The Mudcat Café TM
Thread #48219   Message #2752264
Posted By: Young Buchan
25-Oct-09 - 07:30 AM
Thread Name: DTStudy Donnybrook Fair / Widdecombe Fair
Subject: RE: DTStudy Donnybrook Fair / Widdecombe Fair
It has long occurred to me that this song (Donnybrook not Widdecombe)is one of the most corrupted songs in the folk canon, and a vivid example of how the folk process of oral transmission and improvisation, which usually enhances songs, can occasionally destroy them.

Unless I miss the point entirely, this began as a humerous song. The humour lies in meeting a person with a standard surname, which then unexpectedly turns out to be the end of a longer expression:
Dix    Fiddles Dix/Fiddlesticks
Long   Runner Long/Run-along
Potts Piddlepots

But then people started to miss the idea and added verses which do not work, either because the first word is not a standard surname (Necks/Dirty necks), the second expression is not a standard one, hiding the original (Balls/Bags of balls), or entirely reversed (Rump/Rumpitump).

What you end up with is versions like one collected in East Anglia where the original point has been completely lost in favour of a new one (Necks/Dirty necks, Feet,Dirty feet, Knees, Dirty knees etc. etc.)

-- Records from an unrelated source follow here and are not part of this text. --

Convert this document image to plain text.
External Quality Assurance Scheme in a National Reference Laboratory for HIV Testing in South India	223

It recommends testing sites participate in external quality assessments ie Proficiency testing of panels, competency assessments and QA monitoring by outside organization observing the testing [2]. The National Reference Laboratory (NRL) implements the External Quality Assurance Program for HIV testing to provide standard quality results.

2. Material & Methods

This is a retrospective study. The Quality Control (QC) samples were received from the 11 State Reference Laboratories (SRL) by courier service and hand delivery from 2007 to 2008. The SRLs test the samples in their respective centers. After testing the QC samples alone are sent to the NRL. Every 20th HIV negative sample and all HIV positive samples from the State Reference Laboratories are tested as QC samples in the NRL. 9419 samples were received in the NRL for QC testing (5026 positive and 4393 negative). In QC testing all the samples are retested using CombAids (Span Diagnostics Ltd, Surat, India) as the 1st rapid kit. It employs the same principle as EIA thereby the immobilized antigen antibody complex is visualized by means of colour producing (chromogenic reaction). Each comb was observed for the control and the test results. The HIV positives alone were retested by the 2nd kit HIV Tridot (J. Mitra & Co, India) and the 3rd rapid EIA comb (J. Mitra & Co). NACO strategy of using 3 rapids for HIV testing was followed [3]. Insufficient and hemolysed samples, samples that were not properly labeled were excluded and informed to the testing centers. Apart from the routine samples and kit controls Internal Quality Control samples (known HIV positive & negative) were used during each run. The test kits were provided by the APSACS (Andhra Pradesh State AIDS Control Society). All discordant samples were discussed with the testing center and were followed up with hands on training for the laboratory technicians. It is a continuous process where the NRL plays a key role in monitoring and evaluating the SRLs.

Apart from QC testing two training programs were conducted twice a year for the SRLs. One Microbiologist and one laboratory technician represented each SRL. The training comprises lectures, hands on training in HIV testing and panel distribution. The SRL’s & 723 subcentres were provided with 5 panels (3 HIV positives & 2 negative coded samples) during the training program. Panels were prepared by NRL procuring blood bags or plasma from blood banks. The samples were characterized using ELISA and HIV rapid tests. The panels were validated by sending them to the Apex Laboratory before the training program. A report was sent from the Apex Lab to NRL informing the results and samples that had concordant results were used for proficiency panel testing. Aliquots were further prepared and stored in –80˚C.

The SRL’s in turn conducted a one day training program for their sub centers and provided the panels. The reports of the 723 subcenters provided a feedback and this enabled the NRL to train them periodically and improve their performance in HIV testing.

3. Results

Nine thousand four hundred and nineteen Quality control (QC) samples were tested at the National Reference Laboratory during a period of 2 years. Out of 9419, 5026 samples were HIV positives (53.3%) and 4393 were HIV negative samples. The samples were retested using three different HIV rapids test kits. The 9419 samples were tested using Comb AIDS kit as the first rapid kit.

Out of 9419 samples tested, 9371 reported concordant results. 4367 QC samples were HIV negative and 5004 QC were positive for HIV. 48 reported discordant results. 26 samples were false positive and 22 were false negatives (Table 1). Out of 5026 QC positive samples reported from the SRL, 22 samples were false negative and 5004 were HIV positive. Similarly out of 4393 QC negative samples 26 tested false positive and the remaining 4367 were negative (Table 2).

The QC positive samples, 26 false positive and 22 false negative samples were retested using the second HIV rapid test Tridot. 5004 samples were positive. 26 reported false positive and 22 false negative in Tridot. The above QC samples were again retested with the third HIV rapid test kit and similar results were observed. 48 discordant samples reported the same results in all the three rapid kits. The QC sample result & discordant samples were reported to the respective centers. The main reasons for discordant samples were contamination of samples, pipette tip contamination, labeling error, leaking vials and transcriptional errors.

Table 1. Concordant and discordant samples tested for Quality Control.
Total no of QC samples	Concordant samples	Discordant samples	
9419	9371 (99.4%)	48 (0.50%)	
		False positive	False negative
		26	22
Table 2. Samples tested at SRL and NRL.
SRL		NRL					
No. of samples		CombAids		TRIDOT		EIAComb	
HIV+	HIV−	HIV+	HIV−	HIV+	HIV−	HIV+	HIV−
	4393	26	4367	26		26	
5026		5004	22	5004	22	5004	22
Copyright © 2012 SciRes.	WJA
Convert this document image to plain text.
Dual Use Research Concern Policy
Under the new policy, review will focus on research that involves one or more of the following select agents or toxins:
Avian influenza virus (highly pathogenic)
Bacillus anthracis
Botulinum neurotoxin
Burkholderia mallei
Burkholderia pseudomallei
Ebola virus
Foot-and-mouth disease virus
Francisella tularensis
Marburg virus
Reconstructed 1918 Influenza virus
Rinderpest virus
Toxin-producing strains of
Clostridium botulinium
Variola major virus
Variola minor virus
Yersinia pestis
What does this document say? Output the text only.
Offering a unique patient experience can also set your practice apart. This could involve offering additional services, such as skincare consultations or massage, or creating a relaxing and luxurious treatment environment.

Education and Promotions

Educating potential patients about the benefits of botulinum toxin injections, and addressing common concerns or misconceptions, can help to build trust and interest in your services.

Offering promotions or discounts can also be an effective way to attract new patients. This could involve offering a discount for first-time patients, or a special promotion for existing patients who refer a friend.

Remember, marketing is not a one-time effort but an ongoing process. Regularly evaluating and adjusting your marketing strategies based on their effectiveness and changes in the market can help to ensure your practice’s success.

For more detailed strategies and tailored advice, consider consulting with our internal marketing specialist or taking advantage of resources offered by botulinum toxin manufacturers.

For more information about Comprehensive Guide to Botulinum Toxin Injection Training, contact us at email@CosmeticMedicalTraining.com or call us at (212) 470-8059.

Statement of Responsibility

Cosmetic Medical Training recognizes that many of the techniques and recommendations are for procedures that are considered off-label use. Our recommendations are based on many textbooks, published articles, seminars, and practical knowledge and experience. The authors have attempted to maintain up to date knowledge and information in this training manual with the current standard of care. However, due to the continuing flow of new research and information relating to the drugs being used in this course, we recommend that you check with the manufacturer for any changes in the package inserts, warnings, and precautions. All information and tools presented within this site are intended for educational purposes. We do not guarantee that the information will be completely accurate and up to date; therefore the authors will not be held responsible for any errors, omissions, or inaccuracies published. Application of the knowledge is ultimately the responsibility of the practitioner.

I hesitantly guess from the deeper levels of corruption which seem to appear in many East Anglian versions that the song is indeed originally Irish, that it was increasingly corrupted as it travelled across, and that the inhabitants of Silly Suffolk merely tried to localise it by giving it a title such as Barningham Fair. Having been born and bred in Barningham, I recall the occasional fete worse than death, but no Fair.